Here’s an Oregon feature off the beaten track…the Alvord Desert.
If you’re ever visiting the Southeastern part of the state, you know that wandering through this part of the country is a must. The Alvord Desert is hidden in the rain shadow of the Steens Mountain, and it offers travelers the starkly beautiful sight of cracked earth stretching for miles.
This mostly barren (but lovely) landscape was formed thousands of years ago when a lake sat where desert exists now. Deep underground lava flows still exist – the same lava that formed the tops of the 5,000-foot high, 70-mile long Steens Range that dominates the horizon and borders the desert to the west. The dry lakebed of what’s now the Alvord Desert bear no hint of moisture now except from rains – it looks like crumpled paper, unfolding across the land.

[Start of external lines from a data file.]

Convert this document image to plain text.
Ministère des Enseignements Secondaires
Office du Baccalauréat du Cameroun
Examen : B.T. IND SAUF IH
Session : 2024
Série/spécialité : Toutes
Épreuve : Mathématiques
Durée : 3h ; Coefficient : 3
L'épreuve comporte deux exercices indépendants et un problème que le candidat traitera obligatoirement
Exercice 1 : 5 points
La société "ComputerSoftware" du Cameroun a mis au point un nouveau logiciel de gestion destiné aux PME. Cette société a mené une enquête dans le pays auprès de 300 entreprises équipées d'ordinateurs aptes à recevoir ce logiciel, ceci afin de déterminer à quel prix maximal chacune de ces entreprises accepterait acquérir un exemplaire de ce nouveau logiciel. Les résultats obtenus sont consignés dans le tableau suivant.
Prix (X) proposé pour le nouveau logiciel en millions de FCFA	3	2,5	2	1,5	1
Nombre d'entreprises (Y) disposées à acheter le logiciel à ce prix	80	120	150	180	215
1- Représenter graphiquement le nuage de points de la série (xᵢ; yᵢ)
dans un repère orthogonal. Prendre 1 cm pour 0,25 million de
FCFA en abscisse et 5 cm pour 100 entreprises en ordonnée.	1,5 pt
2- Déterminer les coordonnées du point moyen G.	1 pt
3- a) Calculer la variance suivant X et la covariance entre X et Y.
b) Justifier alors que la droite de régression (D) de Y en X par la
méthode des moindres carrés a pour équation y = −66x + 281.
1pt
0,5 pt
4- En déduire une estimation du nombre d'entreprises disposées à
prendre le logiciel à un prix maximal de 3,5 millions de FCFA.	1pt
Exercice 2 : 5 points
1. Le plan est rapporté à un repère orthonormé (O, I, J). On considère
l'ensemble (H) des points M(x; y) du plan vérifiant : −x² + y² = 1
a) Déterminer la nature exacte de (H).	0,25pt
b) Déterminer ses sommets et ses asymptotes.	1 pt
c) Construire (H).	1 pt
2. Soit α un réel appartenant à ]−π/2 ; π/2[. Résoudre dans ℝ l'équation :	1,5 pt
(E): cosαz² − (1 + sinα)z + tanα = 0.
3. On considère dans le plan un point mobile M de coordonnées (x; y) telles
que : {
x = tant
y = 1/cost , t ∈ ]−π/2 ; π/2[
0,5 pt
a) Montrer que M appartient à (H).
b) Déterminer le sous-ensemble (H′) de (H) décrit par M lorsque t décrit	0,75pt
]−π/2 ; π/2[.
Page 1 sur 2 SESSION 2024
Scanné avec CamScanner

It sounds desolate, but there are perks to this kind of geography: bright stars, a mesmerizing quiet, and space for contemplation. Not to mention the eerie occasional booming that rolls across the land, the sound of subterranean movement as the earth continues to shift, reminding travelers of how temporary this current feature is.
Also, magma mean hot springs, and there are a few worth visiting, including Mickey Hot Springs, Alvord Hot Springs, Borax Lake, and some spots on private lands that can sometimes be accessed for a small fee.
The desert is accessible year-round, although July through November is the best time to visit, as the playa is usually dry enough then for vehicular travel. Be sure to wander carefully into this part of Oregon – there’s no cell service, portable water, designating camping spots or facilities. And the nearest town is Fields, 45 minutes to 1 hour south.